If you’ve ever had the pleasure of meeting Mr. Bois Sec, you know that you are welcome to share in the celebration of his life. And that is exactly how I felt the instant I walked into the church hall. I picked up a few souvenirs (A Bois Sec calendar and water bottle) at the front door as I signed the guest book (dual residency; Lafayette and Port Townsend just to jog the memory). The crowd included probably a hundred relatives. Many of his kin wore red which helped me to identify them. (His son Morris Ardoin (red shirt) is dancing in the photo). And there were friends and acquaintances, instrument makers, plus the usual sprinkling of dance gypsies.

I headed straight for Mr. Bois Sec. He was seated in his pale blue easy chair at a receiving table in the rear of the auditorium. All the decorations were pushed to the side. He was shaking hands and holding hands with well wishers. His tie was adorned with currency, much like a Cajun bride’s veil. Later on, his suspenders and shirt would be covered with 5s and 20s. People sat or bent down to his left to speak into his ear. He looked well. I shook his hand and told him I loved his music.

Bois Sec’s sister sat beside him in a wheelchair to his right. Later on a tall man all dressed in black with a grey cowboy hat plucked me out of the gumbo line to dance a two step. He turned out to be a brother. Maybe he could see that I couldn’t stand still as long as Ed played those old Creole tunes. He asked me if I knew Bois Sec. I told him I’d met him about 20 years ago and didn’t expect that he would remember me. He joked, “More like 18 year, four month, and 9 days.” I explained just a little bit about how I met him with Mr. Canray. He said, “He was like a brother to us, we growed up with him”.

Well, I can’t look into Bois Sec’s face and not think of Canray Fontenot, and the music they made together. Eddie Poullard was doing a great job dusting off the oldies. Eddie Poullard, Cedric Watson, grandson Dexter Ardoin, and Preston Frank were amongst the musical line-up for the day and night (I hear the party went well on into the night.) I stayed for the day shift. I watched four generations of Ardoins party. Twelve of his fourteen children are still living. Food was set before him, sandwiches, gumbo and cake. I amused myself taking photos of dancing children, musicians and women in hats. 

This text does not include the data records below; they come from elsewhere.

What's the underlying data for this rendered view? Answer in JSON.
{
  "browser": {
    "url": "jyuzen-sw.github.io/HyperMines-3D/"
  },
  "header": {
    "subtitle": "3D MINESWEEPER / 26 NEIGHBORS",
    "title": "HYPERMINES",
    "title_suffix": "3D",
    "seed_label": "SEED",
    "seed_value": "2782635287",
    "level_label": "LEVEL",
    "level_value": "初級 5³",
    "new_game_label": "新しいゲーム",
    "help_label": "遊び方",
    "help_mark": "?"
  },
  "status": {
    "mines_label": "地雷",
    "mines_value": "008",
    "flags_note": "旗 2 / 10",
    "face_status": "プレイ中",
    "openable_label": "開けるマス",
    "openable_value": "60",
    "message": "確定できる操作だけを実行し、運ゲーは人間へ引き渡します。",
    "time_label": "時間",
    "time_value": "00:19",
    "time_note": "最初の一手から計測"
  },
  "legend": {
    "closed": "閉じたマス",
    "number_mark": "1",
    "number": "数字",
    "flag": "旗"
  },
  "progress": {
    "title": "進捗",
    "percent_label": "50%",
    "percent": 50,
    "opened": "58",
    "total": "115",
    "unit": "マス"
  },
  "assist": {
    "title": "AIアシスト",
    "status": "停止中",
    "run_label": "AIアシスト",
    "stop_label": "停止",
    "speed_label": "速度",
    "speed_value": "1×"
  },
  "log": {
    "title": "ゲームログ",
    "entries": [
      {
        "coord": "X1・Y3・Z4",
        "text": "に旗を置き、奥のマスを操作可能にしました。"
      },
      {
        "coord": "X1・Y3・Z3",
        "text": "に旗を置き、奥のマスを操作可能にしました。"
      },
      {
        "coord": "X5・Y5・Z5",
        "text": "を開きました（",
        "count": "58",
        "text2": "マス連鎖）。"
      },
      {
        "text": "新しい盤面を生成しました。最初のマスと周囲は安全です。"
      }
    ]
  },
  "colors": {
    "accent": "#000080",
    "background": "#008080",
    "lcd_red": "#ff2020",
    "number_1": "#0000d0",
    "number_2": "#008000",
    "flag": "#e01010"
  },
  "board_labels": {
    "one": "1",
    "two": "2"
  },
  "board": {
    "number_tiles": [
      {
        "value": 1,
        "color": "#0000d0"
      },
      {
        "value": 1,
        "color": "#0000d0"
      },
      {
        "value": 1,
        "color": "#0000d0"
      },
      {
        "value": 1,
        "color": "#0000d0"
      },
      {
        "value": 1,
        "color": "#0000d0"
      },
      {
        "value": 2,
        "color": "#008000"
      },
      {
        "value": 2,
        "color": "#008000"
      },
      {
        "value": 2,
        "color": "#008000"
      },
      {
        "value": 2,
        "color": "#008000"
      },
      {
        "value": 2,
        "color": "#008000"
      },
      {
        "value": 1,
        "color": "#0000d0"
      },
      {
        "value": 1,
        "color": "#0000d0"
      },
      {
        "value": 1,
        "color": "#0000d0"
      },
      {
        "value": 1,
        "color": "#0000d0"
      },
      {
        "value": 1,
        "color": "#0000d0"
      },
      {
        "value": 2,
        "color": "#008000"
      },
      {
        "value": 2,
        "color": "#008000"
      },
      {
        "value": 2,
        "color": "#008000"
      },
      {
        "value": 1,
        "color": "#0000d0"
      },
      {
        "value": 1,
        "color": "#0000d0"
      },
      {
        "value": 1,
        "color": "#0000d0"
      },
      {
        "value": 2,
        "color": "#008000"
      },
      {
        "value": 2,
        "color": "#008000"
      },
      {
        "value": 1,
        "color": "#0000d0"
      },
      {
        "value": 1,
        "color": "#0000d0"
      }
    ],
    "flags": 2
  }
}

The friends I had run into had drifted out the door to catch Christine Bolfa’s hot new mega-women’s band Bon Soir Catin at the Liberty Theatre. About then I noticed my cheeks were aching. I glanced over at Bois Sec one last time, all snug as a bug in his chair, holding hands with some woman in red. And then, it was like the Cinderella at midnight thing. It was time for me to go. I slid through the dance floor towards the door and headed for home before the magic wore off.